On stackoverflow there are a lot of answers about how to keep only alphabetic characters from a string, the most common accepted is the famous regex '[^a-zA-Z]'
. But this answer is totally wrong because it supposes everybody only write English... I thought I could down vote all these answers but I finally thought it would be more constructive to ask the question again, because I can't find the answer.
Is there an easy (or not...) way in python to keep only alphabetic characters from a string that works for all languages ? I think maybe about a library that could do like xregexp in javascript... By all languages I mean english but also french, russian, chinese, greec...etc
With Python3 or the re.UNICODE
flag in Python2, you could use [^\W\d_]
.
\W : If UNICODE is set, this will match anything other than [0-9_] plus characters classified as not alphanumeric in the Unicode character properties database.
So [^\W\d_]
is anything which is not not alphanumeric or not a digit or not an underscore. In other words, it's any alphabetic character. :)
>>> import re
>>> re.findall("[^\W\d_]", "jüste Ä tösté 1234 ßÜ א д", re.UNICODE)

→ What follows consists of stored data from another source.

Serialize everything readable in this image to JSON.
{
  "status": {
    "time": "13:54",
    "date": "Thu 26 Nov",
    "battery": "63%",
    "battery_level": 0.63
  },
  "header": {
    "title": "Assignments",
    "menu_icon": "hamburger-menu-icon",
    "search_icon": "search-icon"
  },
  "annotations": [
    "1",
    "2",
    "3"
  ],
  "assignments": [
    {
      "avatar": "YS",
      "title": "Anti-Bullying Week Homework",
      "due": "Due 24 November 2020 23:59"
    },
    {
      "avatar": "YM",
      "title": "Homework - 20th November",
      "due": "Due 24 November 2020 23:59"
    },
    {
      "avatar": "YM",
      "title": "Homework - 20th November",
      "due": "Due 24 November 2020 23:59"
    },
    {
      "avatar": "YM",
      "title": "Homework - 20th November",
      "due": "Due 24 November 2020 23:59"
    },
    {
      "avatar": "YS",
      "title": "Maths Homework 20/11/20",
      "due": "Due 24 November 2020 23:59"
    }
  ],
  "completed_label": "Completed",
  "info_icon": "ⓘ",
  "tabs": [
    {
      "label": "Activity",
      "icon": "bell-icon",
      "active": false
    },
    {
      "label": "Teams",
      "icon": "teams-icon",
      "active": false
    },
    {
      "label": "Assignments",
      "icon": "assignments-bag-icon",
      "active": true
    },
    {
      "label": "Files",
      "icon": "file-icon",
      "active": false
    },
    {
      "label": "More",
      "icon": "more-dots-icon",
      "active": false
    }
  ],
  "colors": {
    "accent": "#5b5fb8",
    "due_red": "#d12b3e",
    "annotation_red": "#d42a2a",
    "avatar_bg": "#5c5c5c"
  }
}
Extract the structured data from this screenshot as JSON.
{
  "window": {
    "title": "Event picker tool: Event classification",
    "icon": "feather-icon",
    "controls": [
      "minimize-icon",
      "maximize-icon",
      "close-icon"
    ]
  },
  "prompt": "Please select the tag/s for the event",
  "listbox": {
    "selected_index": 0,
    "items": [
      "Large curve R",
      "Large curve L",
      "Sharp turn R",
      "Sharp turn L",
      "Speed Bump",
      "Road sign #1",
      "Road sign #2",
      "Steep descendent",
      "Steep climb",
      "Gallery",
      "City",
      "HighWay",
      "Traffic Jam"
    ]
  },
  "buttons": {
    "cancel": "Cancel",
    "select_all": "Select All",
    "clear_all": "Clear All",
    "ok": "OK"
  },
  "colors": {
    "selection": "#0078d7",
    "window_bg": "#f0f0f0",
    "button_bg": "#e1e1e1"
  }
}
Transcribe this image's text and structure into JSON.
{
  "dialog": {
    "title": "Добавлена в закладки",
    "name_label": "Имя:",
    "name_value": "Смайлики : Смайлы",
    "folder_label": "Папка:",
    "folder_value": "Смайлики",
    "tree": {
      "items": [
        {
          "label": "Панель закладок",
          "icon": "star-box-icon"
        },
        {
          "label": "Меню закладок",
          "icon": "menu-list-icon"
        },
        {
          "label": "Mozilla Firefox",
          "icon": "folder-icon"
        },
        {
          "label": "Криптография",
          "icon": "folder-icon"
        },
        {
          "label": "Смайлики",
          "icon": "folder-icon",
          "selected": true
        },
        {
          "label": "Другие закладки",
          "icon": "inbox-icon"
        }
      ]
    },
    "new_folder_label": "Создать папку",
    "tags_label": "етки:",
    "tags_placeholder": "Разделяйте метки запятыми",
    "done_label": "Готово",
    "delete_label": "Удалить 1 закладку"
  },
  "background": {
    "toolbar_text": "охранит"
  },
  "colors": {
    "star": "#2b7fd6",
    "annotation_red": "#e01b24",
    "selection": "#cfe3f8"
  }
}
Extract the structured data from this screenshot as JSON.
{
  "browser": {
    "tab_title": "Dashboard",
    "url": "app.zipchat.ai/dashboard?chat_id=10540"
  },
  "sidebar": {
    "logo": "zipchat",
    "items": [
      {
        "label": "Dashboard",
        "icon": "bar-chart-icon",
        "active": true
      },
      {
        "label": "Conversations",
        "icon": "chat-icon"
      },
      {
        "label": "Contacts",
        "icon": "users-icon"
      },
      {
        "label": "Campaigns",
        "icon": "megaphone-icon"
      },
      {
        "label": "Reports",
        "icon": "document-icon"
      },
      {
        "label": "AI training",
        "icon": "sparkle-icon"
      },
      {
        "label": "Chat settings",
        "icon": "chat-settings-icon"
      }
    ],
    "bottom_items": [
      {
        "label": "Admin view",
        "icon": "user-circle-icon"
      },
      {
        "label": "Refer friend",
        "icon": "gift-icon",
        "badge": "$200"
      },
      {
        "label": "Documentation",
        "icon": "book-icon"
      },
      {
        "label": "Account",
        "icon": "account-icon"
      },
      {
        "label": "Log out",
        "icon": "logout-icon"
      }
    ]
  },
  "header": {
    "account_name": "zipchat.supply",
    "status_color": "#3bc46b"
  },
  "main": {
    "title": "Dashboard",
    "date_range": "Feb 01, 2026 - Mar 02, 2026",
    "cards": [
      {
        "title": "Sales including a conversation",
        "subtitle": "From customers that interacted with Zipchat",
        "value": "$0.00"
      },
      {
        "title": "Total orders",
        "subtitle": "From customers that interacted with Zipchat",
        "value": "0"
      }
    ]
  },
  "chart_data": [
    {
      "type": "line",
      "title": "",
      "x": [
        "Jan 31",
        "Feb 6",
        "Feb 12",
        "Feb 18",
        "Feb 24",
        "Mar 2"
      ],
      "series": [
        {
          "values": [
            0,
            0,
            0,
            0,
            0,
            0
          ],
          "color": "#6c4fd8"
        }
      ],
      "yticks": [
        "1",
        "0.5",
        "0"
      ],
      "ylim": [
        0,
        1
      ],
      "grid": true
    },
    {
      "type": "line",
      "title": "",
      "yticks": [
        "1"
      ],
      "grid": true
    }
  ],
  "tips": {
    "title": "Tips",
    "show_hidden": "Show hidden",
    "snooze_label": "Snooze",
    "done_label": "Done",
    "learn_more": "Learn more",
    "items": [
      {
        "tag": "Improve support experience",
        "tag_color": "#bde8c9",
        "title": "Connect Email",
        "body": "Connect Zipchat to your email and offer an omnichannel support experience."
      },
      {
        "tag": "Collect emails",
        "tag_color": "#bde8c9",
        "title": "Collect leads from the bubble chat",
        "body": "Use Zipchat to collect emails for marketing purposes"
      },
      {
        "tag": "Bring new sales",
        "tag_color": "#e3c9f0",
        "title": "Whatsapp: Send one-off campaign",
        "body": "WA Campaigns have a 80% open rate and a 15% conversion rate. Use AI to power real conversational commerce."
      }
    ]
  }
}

['j', 'ü', 's', 't', 'e', 'Ä', 't', 'ö', 's', 't', 'é', 'ß', 'Ü', 'א', 'д']
To avoid this convoluted logic, you could also remove digits and underscores first, and then look for alphanumeric characters :
>>> without_digit = re.sub("[\d_]", "", "jüste Ä tösté 1234 ßÜ א д", re.UNICODE)
>>> re.findall("\w", without_digit, re.UNICODE)
['j', 'ü', 's', 't', 'e', 'Ä', 't', 'ö', 's', 't', 'é', 'ß', 'Ü', 'א', 'д']
It seems that regex
module could help, since it understands \p{L}
or [\w--\d_]
.
This regex implementation is backwards-compatible with the standard ‘re’ module, but offers additional functionality.
>>> import regex as re
>>> re.findall("\p{L}", "jüste Ä tösté 1234 ßÜ א д", re.UNICODE)
['j', 'ü', 's', 't', 'e', 'Ä', 't', 'ö', 's', 't', 'é', 'ß', 'Ü', 'א', 'д']
(Tested with Anaconda Python 3.6)